Per quanto riguarda il gruppo di bagheresi: Onofrio Morreale vede la sua condanna ridotta da 18 a 14 anni; per Giuseppe Di Fiore nella cui abitazione fu trovato il libro mastro delle estorsioni, sostanziosa riduzione di pena, da 14 a 8 anni e 4 mesi, per il venir meno di alcune aggravanti; per Emanuele Lentini, titolare del bar "Toscanini", pena ridotta a 4 anni e 8 mesi; pene confermate per Francesco Eucaliptus, 1 anno e 4 mesi, e per Carmelo Bartolone 7 anni e 6 mesi.

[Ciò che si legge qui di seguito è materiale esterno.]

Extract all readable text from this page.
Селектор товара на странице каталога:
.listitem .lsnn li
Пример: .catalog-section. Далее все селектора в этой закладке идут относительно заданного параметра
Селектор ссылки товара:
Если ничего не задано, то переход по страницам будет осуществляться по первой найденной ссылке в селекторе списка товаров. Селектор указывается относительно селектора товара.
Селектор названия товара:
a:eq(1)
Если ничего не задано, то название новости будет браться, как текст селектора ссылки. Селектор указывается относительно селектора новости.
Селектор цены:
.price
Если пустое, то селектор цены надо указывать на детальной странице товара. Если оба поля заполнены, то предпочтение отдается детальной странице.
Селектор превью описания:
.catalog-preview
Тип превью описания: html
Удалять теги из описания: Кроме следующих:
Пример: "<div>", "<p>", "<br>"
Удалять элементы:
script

Per i casteldaccesi Giuseppe Pinello pena ridotta a 10 anni; 7 anni e 8 mesi per Giuseppe Virruso (classe '38), mentre Giuseppe Virruso (classe '48), che ha avuto derubricate le accuse (da associazione mafiosa a favoreggiamento) condanna a 3 anni, che essendo già stata scontata, ne ha reso ieri stesso possibile la scarcerazione.
Assolti i commercianti Francesco Orlando e Salvatore Mineo, per non aver commesso il fatto oltre a Vincenzo Di Salvo e Antonio Ignazio La Barbera, che essendo ancora detenuti, sono stati immediatamente rilasciati.